Software Company, Microsoft has shown how it operates ‘Singularity”, its planet-scale distributed scheduling services for Artificial Intelligence workloads presented by 26 employees of the multinational company.
The company while publishing a paper titled: “Singularity: Planet-Scale, Preemptible and Elastic Scheduling of AI Workloads”, posited that the purpose of Singularity is to help it control costs by driving high utilization for deep learning workloads.
With the published paper giving technical details about the service’s effort, the structure of the service appears to be related to helping data scientists and AI practitioners build and experiment on their models on a Microsoft-provided distributed infrastructure service explicitly created for AI.
The newly published paper has notable authors listed in it, which included Azure Chief Technical Officer Mark Russinovich; Partner Architect Rimma Nehme, who worked on Azure Cosmos DB until moving to Azure to work on AI.
“At the heart of Singularity is a novel, workload-aware scheduler that can transparently pre-empt and elastically scale deep learning workloads to drive high utilization without impacting their correctness or performance, across a global fleet of accelerators (e.g., GPUs, FPGAs),” the paper noted.
The officials of Microsoft in addition to this enumerated plans to make field-programmable gate arrays (FPGA) available to customers as a service, and it would be recalled that in 2018, Microsoft went public about its “Project Brainwave” work, designed to provide fast AI processing in Azure.”
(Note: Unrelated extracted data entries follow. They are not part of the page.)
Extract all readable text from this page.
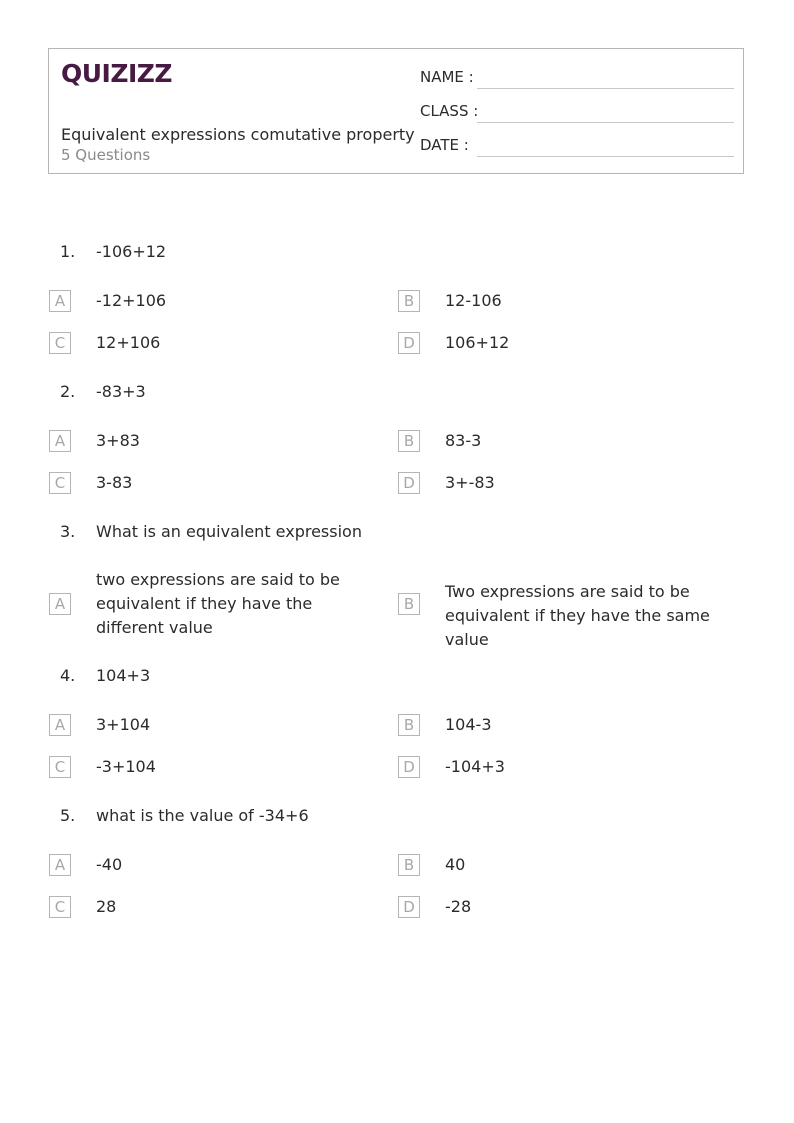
QUIZIZZ
Equivalent expressions comutative property
5 Questions
NAME :
CLASS :
DATE :
1. -106+12
A	-12+106	B	12-106
C	12+106	D	106+12
2. -83+3
A	3+83	B	83-3
C	3-83	D	3+-83
3. What is an equivalent expression
A
two expressions are said to be equivalent if they have the different value
B
Two expressions are said to be equivalent if they have the same value
4. 104+3
A	3+104	B	104-3
C	-3+104	D	-104+3
5. what is the value of -34+6
A	-40	B	40
C	28	D	-28
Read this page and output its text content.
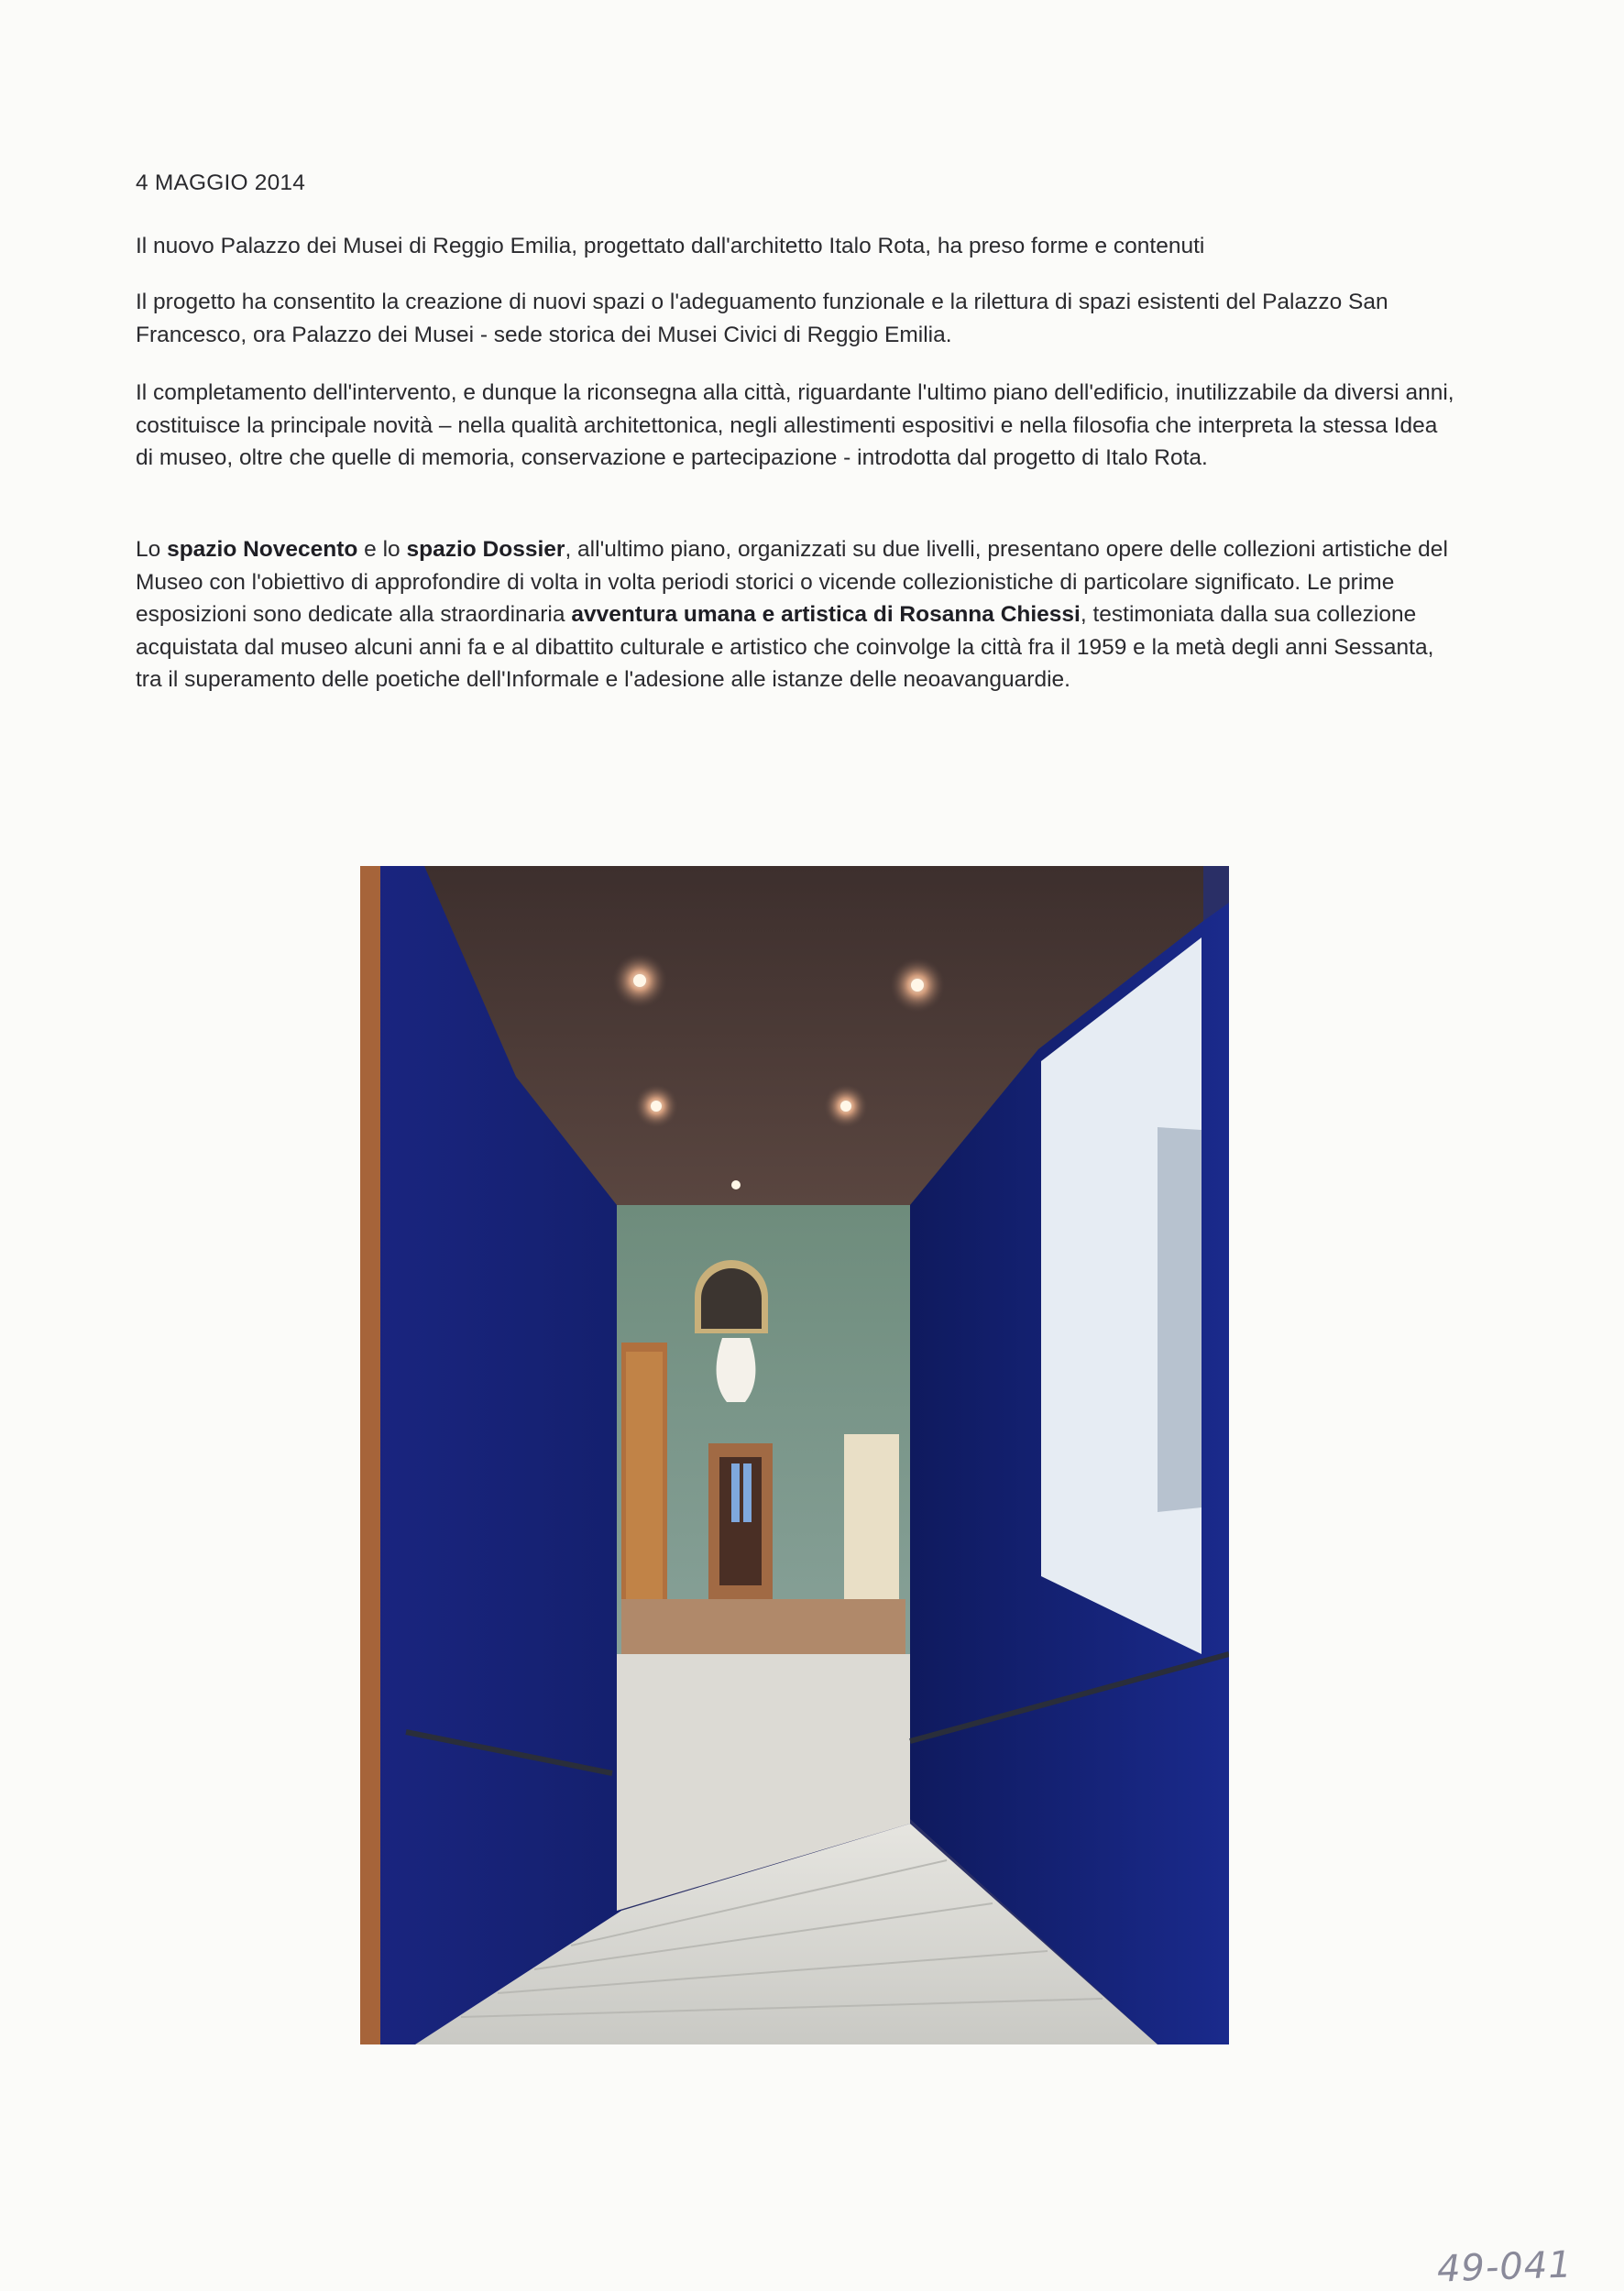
4 MAGGIO 2014

Il nuovo Palazzo dei Musei di Reggio Emilia, progettato dall'architetto Italo Rota, ha preso forme e contenuti

Il progetto ha consentito la creazione di nuovi spazi o l'adeguamento funzionale e la rilettura di spazi esistenti del Palazzo San Francesco, ora Palazzo dei Musei - sede storica dei Musei Civici di Reggio Emilia.

Il completamento dell'intervento, e dunque la riconsegna alla città, riguardante l'ultimo piano dell'edificio, inutilizzabile da diversi anni, costituisce la principale novità – nella qualità architettonica, negli allestimenti espositivi e nella filosofia che interpreta la stessa Idea di museo, oltre che quelle di memoria, conservazione e partecipazione - introdotta dal progetto di Italo Rota.

Lo spazio Novecento e lo spazio Dossier, all'ultimo piano, organizzati su due livelli, presentano opere delle collezioni artistiche del Museo con l'obiettivo di approfondire di volta in volta periodi storici o vicende collezionistiche di particolare significato. Le prime esposizioni sono dedicate alla straordinaria avventura umana e artistica di Rosanna Chiessi, testimoniata dalla sua collezione acquistata dal museo alcuni anni fa e al dibattito culturale e artistico che coinvolge la città fra il 1959 e la metà degli anni Sessanta, tra il superamento delle poetiche dell'Informale e l'adesione alle istanze delle neoavanguardie.

49-041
The company had then made a preview of Azure Machine Learning Hardware Accelerated Models powered by Brainwave in the cloud, with the move considered as the first step in making FPGA processing for AI workloads available to customers.
To ensure the availability of AI-powered FPGA available to customers, the company needed a ‘device proxy’ tool that “runs in its address space and has a one-to-one correspondence to a physical accelerator device. When a job worker initiates device APIs, they are intercepted and sent over the shared memory to the device proxy process that runs in a separate address space, and whose lifetime is decoupled from the lifetime of the worker process.”
The implication of this is that when this is achieved, it allows more additional jobs to be scheduled in a more efficient way, with thousands of servers in use for more time, while also enabling swift scaling, up or down, without disruption.
“Singularity achieves a significant breakthrough in scheduling deep learning workloads, converting niche features such as elasticity into mainstream, always-on features that the scheduler can rely on for implementing stringent SLAs,” the paper concludes.